The two towns' districts went from having a joint contract to forming a union on July 1. Whitingham hosts a high school and middle school in one building. Wilmington has an elementary school.

David Boyd told the court that the town does not have a claim to make with regards to education.

"Because it's a town; it's not a school district," he said. "It does not set tax rates."

The case is about taxes not education, David Boyd told the court, later adding that "there is no mid-size school subsidy requirement in the Vermont Constitution" but small-school grants — not available to schools Whitingham students attend because its student population has been slightly larger than state requirements, according to Valente — did take into account economies of scale.

Gerety asked, "What's wrong with the statute?"

"A lot," said Valente, who maintained that taxes and education quality are issues that are "inextricably linked." "Here, education in Whitingham comes at a cost based on the character of Whitingham that effectively creates a new class of taxpayers."

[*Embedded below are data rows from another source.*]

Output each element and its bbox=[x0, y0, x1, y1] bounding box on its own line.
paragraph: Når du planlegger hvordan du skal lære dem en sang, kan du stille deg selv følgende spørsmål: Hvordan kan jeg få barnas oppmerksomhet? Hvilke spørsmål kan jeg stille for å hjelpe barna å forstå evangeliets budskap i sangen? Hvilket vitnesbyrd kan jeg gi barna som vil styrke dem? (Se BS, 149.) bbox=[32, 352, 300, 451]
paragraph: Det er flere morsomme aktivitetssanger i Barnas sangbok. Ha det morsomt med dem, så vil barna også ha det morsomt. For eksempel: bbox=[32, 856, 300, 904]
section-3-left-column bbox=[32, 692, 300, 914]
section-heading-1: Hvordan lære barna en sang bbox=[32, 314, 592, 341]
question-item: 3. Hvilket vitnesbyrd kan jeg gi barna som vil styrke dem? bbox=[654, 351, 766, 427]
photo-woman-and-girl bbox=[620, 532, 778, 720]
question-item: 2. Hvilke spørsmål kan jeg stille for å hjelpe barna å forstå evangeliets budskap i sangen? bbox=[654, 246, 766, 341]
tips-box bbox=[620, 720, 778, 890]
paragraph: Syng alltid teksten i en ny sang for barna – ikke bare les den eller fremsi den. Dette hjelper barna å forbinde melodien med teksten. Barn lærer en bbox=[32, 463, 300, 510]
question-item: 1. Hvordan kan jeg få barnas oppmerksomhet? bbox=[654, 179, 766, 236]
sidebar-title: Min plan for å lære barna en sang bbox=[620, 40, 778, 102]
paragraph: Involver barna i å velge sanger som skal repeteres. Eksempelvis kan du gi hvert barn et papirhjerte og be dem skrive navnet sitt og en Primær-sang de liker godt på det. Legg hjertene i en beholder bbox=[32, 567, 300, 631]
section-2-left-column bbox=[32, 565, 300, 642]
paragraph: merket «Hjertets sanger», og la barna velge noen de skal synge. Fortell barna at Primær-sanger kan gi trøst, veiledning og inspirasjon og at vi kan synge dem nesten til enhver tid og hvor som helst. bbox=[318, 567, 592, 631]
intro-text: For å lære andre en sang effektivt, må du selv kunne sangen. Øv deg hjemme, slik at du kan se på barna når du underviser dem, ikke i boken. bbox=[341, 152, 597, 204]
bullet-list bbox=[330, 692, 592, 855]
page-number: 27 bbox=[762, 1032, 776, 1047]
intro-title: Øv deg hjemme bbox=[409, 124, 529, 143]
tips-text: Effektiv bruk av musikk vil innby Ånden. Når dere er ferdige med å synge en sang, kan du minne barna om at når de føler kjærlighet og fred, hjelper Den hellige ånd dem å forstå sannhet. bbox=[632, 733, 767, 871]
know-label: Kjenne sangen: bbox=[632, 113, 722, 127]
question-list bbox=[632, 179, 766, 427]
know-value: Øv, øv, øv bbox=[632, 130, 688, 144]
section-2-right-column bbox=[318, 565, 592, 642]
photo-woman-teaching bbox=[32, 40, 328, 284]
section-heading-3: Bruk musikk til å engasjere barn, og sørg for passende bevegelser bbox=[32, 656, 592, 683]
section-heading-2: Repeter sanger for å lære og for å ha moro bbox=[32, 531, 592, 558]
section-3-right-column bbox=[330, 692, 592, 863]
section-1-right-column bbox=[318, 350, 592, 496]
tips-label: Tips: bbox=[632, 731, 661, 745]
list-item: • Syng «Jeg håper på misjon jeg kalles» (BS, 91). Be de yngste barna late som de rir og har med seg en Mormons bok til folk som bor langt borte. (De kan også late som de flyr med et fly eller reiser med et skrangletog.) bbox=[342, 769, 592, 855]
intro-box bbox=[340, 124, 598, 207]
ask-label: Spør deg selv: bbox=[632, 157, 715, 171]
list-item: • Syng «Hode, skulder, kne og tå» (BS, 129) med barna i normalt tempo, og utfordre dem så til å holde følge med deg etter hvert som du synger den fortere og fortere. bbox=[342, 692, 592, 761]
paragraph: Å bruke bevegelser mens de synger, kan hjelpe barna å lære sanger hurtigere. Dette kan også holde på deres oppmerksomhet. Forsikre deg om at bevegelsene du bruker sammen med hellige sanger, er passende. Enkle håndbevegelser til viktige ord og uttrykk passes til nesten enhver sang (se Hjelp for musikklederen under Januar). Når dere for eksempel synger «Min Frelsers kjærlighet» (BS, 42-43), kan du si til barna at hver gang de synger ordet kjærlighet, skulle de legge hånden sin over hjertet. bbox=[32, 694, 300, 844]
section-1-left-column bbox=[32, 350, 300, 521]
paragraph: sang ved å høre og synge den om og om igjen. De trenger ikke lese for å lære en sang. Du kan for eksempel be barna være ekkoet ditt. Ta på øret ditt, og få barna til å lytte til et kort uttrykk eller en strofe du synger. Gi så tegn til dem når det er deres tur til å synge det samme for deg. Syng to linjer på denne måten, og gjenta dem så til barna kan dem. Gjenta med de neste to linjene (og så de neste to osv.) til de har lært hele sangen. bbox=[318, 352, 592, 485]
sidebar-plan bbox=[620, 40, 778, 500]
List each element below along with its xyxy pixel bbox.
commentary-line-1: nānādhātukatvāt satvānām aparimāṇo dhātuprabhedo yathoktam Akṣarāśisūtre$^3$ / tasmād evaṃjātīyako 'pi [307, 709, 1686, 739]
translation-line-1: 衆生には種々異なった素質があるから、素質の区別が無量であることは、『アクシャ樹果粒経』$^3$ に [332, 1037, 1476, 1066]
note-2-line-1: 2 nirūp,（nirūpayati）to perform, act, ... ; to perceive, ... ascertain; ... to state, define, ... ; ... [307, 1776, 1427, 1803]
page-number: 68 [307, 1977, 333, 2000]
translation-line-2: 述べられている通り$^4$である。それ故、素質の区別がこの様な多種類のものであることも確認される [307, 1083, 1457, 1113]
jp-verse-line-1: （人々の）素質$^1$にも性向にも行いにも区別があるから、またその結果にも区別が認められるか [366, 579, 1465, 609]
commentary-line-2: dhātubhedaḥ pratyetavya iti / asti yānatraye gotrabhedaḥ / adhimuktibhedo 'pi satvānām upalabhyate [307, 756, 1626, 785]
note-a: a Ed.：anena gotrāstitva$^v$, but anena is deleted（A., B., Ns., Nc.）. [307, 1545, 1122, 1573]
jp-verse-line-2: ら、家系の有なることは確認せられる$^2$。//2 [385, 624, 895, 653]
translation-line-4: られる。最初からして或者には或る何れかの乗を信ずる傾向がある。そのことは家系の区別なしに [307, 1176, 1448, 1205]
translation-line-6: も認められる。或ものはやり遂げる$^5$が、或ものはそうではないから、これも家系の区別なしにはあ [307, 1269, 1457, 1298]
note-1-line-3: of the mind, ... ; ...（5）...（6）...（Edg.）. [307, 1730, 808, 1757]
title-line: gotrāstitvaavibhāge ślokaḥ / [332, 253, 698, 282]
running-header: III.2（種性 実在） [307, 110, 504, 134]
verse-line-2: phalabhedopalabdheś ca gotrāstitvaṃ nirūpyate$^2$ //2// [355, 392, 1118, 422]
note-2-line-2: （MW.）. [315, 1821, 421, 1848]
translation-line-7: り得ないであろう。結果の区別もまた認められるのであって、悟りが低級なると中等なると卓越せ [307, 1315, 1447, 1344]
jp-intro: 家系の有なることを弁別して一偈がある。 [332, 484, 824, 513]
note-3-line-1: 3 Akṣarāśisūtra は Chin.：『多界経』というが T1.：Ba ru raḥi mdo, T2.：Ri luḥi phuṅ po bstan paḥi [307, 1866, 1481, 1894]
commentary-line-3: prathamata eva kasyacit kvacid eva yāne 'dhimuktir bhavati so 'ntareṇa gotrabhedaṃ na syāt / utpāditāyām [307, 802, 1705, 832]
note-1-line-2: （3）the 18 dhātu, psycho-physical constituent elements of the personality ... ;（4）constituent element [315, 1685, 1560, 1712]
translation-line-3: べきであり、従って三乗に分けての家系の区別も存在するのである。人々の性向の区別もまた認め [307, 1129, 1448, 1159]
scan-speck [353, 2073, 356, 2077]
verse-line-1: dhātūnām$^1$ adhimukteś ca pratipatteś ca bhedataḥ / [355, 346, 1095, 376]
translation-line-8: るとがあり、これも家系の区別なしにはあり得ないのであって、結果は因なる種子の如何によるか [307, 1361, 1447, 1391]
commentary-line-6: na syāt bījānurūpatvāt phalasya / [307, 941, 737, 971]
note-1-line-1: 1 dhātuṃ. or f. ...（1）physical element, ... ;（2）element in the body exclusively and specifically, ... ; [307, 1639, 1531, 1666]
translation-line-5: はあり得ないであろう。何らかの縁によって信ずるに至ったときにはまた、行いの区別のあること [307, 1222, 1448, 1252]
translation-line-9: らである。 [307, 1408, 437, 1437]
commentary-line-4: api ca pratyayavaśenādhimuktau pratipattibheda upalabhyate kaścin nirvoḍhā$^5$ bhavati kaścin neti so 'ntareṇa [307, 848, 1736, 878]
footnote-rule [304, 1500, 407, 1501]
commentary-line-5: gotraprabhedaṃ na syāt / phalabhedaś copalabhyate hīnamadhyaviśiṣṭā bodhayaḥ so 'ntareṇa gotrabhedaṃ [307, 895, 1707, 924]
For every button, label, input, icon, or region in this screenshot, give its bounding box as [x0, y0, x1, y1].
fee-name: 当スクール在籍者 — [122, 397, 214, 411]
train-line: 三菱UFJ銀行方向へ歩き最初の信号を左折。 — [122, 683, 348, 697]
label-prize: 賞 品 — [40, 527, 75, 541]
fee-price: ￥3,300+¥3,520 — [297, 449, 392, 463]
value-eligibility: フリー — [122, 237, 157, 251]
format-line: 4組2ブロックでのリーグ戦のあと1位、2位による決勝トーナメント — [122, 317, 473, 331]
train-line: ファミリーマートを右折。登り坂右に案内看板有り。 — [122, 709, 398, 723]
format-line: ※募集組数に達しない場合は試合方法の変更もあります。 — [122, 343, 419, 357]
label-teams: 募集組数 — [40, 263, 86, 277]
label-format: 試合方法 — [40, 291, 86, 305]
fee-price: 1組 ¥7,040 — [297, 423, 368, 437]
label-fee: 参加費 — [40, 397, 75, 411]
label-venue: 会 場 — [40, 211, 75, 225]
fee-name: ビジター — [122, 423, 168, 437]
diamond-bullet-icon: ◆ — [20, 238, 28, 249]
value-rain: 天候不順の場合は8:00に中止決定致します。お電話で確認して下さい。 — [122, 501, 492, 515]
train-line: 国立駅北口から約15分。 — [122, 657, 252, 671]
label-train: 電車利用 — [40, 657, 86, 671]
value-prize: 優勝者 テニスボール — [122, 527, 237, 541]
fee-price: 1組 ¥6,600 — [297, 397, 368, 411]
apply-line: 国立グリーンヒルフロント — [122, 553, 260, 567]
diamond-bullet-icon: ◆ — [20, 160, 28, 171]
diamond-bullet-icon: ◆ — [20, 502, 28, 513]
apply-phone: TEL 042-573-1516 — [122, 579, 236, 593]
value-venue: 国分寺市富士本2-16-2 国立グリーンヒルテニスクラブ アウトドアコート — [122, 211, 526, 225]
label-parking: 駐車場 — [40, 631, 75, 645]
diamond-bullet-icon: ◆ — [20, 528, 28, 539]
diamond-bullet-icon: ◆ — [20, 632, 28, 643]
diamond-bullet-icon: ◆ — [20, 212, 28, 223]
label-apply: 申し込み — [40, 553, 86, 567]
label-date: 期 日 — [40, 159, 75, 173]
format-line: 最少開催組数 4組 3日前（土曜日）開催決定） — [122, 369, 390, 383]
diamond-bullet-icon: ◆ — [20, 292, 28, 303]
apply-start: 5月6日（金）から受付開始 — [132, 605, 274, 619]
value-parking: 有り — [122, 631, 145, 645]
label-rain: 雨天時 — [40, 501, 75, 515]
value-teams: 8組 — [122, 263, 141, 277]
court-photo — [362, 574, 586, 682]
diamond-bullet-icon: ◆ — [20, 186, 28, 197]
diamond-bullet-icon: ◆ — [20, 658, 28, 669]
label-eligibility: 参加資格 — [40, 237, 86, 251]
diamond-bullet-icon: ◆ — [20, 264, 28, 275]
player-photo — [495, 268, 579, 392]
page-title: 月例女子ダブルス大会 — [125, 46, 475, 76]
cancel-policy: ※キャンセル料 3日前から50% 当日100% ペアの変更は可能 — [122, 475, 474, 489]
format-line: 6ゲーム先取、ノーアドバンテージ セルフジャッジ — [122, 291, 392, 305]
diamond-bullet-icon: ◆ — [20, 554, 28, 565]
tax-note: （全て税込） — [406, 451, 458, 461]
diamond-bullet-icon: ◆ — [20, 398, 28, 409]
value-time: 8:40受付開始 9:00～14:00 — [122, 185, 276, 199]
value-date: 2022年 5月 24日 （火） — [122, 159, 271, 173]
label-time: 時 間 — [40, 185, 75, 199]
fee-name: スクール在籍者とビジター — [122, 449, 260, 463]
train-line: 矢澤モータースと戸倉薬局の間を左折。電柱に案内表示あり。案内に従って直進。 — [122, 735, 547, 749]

Because of its size and distance from other schools, Valente said, Whitingham needs to offer educational programs for elementary and high school students. To meet student-teacher ratios, he added, the schools are required by law to hire more teachers than they might actually need and are being penalized for exceeding spending thresholds.

Asked by the judge whether he thought the funding system had created an unintended consequence for medium-sized communities, Valente said, "There's a hole in the middle ... It's virtually impossible for them to provide students in Whitingham and Wilmington with [opportunities] remotely similar to what people nearer to the Brattleboro school district would get."

The judge gave Valente 10 days to file information he provided to the court about per-pupil spending in communities of similar size. David Boyd had requested it be submitted.

In an interview after the hearing, Valente said his team of lawyers believes the issues in the case are caused by the per-pupil spending foundation the whole system relies on. He said they hired an expert to perform an analysis but suspended the work until the state's motion is decided.

"We already engaged in some discovery," he said. "Our hope is to analyze how unequal the system is relating to all of the schools in the state, not just Whitingham. That requires somebody who's an expert in doing these kinds of economic evaluations and applying mathematical formulas to ferret out the cause for the disparity in what school one and school two offer; which is to say, if you have 10 towns who offer [Advanced Placement courses] and 10 that do not, why does that problem exist?"

Valente said his team does not agree with the state's argument that the case is only about the tax system.

"Our response to that is the tax system creates an educational problem," he said. "And as a result of the tax system, students don't receive substantially equal education."